With restrictions expected to be eased even more gradually than previously assumed, there is an increasing risk that the hit to consumption and employment will be more prolonged, Moodys Analytics said.
On the production side too, labour shortages and sourcing constraints are impediments which will not only weaken domestic supply, but also exacerbate costs and fuel inflation pressures in the short term, it added.
Under these circumstances, the Reserve Bank of India (RBI) will continue to maintain an accommodative stance as it prioritises recovery and financial stability, but is unlikely to go significantly beyond mobilising additional liquidity to support cash-strapped enterprises.

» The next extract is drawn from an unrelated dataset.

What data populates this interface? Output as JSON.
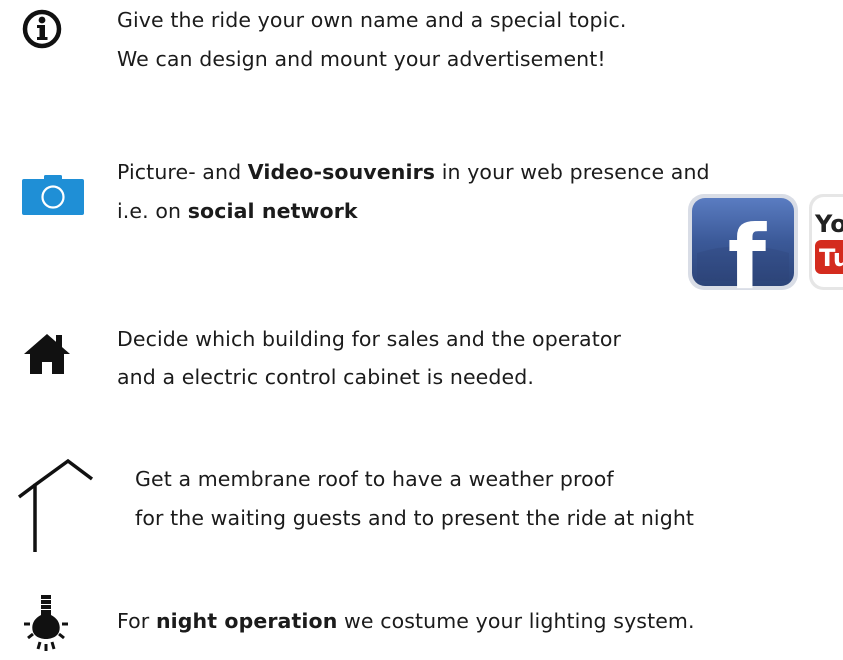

Moodys Analytics said RBI is, therefore, likely to maintain the policy rate at 4% until August, but follow up its support with another round of quantitative easing if required and possibly an extension of its current loan restructuring program to contain a sharp decline in asset quality.

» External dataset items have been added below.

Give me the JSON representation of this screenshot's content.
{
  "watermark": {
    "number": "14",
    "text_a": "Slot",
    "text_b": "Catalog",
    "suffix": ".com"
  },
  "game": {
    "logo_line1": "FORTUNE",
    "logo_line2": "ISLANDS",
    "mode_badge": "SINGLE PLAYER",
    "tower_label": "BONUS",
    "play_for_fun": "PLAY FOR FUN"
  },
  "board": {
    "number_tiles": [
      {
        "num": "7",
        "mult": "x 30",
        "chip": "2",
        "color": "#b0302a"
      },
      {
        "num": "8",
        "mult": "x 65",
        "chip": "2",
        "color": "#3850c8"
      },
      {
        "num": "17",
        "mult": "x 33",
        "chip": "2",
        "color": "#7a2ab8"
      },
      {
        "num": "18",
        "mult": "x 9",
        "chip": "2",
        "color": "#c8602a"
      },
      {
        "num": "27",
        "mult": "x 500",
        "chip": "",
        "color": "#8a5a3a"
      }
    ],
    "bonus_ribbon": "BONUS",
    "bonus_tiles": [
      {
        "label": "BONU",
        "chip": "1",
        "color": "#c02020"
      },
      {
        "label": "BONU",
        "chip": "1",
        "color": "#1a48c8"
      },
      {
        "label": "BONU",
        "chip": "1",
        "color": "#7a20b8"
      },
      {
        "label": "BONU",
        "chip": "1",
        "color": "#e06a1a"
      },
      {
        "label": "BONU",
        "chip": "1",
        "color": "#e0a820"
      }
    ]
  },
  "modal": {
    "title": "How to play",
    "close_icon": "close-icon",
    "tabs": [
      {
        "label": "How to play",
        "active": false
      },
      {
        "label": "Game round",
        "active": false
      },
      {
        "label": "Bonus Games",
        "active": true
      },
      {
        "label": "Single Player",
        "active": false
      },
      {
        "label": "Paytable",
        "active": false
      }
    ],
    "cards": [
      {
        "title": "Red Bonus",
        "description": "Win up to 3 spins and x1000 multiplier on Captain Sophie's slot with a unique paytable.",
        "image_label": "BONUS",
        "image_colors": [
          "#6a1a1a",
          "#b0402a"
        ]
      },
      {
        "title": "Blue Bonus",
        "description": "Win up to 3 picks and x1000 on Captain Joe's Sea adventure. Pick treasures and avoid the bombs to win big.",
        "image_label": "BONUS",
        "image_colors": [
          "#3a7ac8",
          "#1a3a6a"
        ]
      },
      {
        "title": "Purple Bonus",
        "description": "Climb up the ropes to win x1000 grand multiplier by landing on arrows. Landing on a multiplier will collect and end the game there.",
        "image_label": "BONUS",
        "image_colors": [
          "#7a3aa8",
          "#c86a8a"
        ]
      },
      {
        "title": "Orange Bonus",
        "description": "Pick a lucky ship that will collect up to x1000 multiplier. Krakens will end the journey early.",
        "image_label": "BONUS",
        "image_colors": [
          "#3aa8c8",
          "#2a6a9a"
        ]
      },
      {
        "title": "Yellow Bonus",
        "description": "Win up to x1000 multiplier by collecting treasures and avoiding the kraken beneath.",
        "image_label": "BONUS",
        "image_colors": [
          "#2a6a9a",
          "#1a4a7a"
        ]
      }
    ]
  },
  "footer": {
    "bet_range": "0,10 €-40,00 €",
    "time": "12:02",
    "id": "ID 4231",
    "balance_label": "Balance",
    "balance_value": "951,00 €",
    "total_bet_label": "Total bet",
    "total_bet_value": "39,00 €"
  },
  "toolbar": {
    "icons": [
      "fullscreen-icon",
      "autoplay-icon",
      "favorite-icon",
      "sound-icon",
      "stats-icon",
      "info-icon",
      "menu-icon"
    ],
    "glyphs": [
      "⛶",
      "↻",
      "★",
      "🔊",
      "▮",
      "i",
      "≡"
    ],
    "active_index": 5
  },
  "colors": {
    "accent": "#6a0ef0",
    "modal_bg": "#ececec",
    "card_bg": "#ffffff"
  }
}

The near-term outlook for the Indian economy is still mired in uncertainty. Although daily cases are now on a declining trend (down to under half of its peak at 400,000 cases in early May), most states have extended localised lock-downs by a few weeks.
RBI, however, cut its growth forecast to 9.5% for the financial year 2021-22 in light of the strong resurgence, which resulted in most states imposing lock-downs. New cases are on a declining trend, but with restrictions likely to be eased only gradually, the sharp slowdown in domestic demand is set to weaken revival beyond the June quarter, Moodys Analytics said.